Have Baby, Will Blog


Before giving birth I expressed curiosity over whether a baby would inspire me to write.  Well, here I am, writing... so I suppose we have an answer.  But do I have any words worth writing, that is the real question.

Firstly I must acknowledge how incredible it is that I am here at all.  All the parents and people-who-know-parents around us have been in awe of my relaxed and organised state.  It is thanks to a combination of having the most involved, loving, generous and just plain available partner in the known universe, and of being mother to the most relaxed baby I have ever heard of.  Reactions to the latter condition have ranged from highest praise, suggesting that our relaxed attitudes and superior parenting are the cause of our child's calm demeanour (hardly likely), to bitter jealousy.  Never fear jealous parents of difficult babies - he's only 5 1/2 weeks old, there's plenty of time and means yet for him to break mummy's heart.
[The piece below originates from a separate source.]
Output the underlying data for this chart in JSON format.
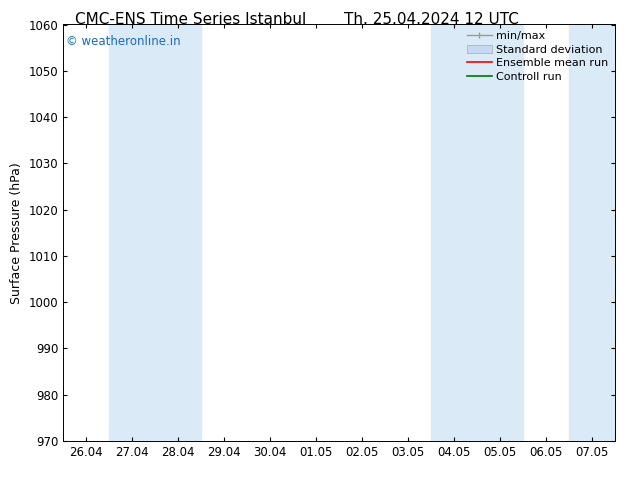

So, here I am - has the little one given me anything to say?  Well... yes... and no.  About motherhood itself there is both too much and too little to say.  Motherhood is: exhausting, overwhelming, WONDEROUS... and boring as hell.  You don't want to know every detail of his development and my hours, and sometimes, neither do I.  But things are being written, so I must feel there is something to record.

Mostly what I find is that I am interested... a general feeling of interest in things, in understanding this job, and equally in the world outside of it... but my thoughts are scattered.  I'm pleased that things are being written - this blog, my diary, 'correspondence' (as I now refer to emails... it lends them a pleasing poetic weight don't you feel?), and even an attempt at a novel - but it is very difficult to complete a coherent idea, to string the links of thoughts together for analysis or even clarity.  My diary, for example, like my conversation, has some substance, but little structure.  Ideas are repeated, missed and poorly articulated.  A study of my pre and post-baby diary would reveal a sense of the time distortion and interrupted nature of parenthood by its format alone.  Once there was a narrative, and barely an edit to my words; now they come in bursts and dribbles and back-tracking, meandering muses, with sentences crossed-out, re-included then crossed-out again as I attempt to gather the threads of meaning together.

I am reminded of those cruel but fascinating experiments recording the resultant webs of spiders given drugs.  If words are my web, then my brain is on some serious narcotics.

On that thought, I'll end this piece and submit it for public scrutiny, noting that those on drugs are often fascinating to themselves, but tedious to any sane audience.